Roughly 1,980 hotels opened last year, down from 2,730 in 2019, according to hotel development intelligence firm Lodging Econometrics.
A branded hotel may be more appealing to owners refinancing loans or facing a “wall of maturities” that were pushed back, said UBS equity analyst Robin Farley.
Approximately US$217 billion in hotel loans are slated to mature globally by next year, said JLL global head of hotels and hospitality research Zach Demuth.
Those loans are likely to be refinanced at higher interest rates.
In the US, interest rates for new branded hotels are between 6.75 per cent to 8.25 per cent, up from 5.0 to 6.0 per cent before the pandemic, said Shivan Perera, senior
vice-president of debts and participations at real estate lender Avana Capital.
Unbranded operators generally have higher rates between 7.0 and 9.0 per cent.
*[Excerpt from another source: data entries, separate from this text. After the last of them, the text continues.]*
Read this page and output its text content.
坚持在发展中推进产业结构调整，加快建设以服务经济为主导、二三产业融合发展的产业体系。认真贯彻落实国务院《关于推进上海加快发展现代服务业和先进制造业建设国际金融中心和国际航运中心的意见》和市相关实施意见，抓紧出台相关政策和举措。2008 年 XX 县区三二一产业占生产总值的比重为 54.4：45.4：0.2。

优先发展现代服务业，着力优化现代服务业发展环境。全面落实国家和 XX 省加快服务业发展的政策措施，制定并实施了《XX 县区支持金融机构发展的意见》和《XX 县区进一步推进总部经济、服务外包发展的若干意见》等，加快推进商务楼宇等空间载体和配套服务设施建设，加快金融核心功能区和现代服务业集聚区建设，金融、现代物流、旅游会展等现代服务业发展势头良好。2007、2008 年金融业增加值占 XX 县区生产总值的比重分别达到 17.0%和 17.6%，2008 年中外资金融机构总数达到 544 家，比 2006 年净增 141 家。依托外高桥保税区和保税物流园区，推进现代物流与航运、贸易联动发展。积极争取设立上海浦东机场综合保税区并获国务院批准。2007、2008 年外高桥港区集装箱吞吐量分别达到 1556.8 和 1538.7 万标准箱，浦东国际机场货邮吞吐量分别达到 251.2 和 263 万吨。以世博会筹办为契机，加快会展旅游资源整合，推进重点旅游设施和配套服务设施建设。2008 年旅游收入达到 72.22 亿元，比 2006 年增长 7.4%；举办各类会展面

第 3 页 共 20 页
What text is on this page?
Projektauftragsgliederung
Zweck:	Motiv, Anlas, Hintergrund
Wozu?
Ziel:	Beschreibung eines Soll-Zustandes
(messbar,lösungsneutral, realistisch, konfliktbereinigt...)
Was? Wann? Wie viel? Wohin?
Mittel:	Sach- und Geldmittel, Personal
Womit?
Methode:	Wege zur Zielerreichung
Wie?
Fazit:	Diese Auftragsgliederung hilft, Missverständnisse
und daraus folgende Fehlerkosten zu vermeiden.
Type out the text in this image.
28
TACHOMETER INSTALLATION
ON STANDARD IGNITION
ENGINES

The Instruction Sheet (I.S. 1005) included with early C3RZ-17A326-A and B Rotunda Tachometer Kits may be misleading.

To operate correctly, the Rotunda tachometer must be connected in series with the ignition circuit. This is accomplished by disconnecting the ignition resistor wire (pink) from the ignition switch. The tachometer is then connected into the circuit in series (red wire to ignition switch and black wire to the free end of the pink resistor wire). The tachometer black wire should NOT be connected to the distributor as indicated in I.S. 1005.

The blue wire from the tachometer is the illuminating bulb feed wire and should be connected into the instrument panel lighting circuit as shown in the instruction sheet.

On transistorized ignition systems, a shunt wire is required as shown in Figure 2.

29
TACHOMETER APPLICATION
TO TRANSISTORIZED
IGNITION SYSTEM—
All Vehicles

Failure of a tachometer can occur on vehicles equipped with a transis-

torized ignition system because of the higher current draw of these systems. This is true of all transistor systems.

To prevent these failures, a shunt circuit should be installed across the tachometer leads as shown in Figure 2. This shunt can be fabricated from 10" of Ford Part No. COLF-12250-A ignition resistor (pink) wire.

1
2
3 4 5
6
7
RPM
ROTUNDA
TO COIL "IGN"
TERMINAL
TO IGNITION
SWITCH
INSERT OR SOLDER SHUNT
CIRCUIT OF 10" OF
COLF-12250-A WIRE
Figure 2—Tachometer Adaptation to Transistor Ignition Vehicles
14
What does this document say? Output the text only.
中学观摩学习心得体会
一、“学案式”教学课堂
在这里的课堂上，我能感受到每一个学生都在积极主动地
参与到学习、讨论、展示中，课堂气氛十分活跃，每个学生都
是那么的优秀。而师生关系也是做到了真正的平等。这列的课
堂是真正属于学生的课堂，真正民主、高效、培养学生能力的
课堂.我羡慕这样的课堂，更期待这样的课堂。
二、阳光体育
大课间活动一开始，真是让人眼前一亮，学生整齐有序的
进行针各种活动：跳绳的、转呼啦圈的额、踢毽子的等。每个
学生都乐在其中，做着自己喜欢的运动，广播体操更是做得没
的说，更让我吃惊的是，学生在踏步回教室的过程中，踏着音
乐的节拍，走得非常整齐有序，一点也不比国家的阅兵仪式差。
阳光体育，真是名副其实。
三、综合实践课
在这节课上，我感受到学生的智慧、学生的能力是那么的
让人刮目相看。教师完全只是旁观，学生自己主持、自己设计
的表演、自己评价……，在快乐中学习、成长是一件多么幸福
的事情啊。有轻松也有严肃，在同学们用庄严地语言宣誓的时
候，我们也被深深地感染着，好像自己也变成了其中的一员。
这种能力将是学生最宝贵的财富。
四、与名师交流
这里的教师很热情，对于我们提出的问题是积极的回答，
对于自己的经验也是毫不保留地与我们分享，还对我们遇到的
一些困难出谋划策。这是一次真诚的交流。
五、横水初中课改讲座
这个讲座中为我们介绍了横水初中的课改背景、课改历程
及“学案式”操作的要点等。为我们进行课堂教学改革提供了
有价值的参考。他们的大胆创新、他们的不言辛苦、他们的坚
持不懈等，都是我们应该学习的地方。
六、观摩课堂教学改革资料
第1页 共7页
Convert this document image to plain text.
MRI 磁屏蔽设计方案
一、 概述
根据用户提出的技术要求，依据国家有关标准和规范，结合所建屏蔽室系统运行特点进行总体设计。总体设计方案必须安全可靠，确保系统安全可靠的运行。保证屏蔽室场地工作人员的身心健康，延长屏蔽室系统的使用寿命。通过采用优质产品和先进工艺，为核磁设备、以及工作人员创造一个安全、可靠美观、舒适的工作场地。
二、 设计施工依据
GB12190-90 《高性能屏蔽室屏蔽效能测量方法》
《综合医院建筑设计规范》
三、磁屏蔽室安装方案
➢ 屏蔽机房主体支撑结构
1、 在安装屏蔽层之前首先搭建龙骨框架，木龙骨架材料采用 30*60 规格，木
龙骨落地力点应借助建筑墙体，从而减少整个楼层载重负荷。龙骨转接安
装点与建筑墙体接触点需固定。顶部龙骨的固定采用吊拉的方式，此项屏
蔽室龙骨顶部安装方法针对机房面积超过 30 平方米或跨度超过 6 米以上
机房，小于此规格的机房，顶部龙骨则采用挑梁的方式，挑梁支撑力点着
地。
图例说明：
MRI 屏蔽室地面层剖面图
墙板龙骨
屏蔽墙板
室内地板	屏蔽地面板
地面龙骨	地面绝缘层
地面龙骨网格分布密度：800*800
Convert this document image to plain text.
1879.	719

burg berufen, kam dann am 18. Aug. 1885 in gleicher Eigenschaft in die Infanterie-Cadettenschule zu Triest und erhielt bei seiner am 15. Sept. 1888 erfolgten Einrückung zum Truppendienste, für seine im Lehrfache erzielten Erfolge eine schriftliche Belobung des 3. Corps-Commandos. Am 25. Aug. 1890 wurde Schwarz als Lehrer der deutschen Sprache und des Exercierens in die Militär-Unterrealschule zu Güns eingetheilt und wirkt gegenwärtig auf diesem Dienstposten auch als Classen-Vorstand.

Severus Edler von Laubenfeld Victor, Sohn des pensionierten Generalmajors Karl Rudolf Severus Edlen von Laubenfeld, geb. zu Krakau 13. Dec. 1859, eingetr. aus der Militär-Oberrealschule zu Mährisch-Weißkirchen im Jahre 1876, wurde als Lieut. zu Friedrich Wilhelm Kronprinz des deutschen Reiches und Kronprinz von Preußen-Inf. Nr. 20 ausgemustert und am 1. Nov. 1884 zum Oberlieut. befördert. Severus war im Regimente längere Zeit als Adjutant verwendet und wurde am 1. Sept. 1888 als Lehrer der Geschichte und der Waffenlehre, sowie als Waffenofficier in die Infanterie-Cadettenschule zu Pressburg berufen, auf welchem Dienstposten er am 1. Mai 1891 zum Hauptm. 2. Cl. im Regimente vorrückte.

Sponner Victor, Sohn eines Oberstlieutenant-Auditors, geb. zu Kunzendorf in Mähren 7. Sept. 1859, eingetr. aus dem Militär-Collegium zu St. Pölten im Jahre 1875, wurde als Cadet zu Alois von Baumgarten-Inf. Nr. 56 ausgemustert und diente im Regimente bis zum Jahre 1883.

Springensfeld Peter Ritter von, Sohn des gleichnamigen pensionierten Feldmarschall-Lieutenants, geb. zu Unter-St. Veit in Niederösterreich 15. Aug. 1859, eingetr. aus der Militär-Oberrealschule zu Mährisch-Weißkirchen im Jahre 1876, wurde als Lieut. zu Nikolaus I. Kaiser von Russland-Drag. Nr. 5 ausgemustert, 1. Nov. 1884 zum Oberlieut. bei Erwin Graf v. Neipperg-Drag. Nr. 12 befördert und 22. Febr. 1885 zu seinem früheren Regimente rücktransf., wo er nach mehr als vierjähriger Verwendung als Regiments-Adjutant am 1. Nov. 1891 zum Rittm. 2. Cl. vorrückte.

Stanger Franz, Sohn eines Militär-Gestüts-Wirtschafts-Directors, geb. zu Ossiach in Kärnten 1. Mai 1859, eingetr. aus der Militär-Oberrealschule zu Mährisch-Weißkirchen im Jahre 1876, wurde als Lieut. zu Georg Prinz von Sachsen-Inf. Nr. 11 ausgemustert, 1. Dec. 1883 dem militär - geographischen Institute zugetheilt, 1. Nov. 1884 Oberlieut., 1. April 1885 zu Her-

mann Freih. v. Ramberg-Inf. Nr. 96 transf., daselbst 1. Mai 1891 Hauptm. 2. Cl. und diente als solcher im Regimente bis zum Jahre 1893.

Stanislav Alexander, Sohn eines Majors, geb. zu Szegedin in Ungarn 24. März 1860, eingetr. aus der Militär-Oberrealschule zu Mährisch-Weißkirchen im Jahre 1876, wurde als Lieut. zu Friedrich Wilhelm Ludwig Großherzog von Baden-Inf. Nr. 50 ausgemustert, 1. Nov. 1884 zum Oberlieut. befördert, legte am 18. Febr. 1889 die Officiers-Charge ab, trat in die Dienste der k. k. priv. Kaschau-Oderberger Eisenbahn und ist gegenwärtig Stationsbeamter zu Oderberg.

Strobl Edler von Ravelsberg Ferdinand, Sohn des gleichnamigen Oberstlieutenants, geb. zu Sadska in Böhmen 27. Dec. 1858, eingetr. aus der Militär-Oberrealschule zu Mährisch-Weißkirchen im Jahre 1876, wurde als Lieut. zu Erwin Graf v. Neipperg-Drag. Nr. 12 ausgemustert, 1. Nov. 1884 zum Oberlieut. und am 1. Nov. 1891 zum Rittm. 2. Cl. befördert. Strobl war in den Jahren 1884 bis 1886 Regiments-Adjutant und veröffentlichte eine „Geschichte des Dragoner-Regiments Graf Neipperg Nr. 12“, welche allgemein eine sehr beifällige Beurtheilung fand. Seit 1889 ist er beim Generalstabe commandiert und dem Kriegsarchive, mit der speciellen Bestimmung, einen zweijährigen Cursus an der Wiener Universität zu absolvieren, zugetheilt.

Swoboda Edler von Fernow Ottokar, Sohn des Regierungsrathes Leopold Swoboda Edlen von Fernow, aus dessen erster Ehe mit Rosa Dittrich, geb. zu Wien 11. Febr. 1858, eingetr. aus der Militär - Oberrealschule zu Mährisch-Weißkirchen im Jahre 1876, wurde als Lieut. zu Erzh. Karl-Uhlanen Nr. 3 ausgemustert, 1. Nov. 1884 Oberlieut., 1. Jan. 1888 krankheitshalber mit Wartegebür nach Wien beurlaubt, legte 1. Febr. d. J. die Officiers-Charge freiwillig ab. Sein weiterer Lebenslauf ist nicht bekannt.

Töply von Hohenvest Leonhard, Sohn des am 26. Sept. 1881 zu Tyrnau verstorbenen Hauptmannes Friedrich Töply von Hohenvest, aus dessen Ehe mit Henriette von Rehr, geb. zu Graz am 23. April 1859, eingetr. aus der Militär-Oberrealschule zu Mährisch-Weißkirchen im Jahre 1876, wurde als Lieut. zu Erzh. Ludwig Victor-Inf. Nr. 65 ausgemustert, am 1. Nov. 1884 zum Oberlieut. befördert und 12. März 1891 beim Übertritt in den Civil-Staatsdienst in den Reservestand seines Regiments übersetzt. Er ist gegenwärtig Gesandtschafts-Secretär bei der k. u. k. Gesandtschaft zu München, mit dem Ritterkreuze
Brand-affiliated hotels have a lower cash-flow risk than independent hotels, according to a 2022 Cornell University study based on 4,000 hotels over 20 years.
In Europe, real estate interest rates are trending at around 6.0 to 8.0 per cent, up from 2.5 to 3.0 per cent before the pandemic, said HVS London head of debt advisory Tim Barbrook.
For branded hotels, rates are about 0.25 per cent lower.
Large operators have launched “soft” and conversion brands aimed at picking up independents. Those brands help boost net unit growth, analysts said.
Hilton’s franchise and licensing fee revenue rose 14.6 per cent year-over-year in 2023 and 38.5 per cent in 2022, while Marriott’s were up 13 per cent last year and 40 per cent in 2022.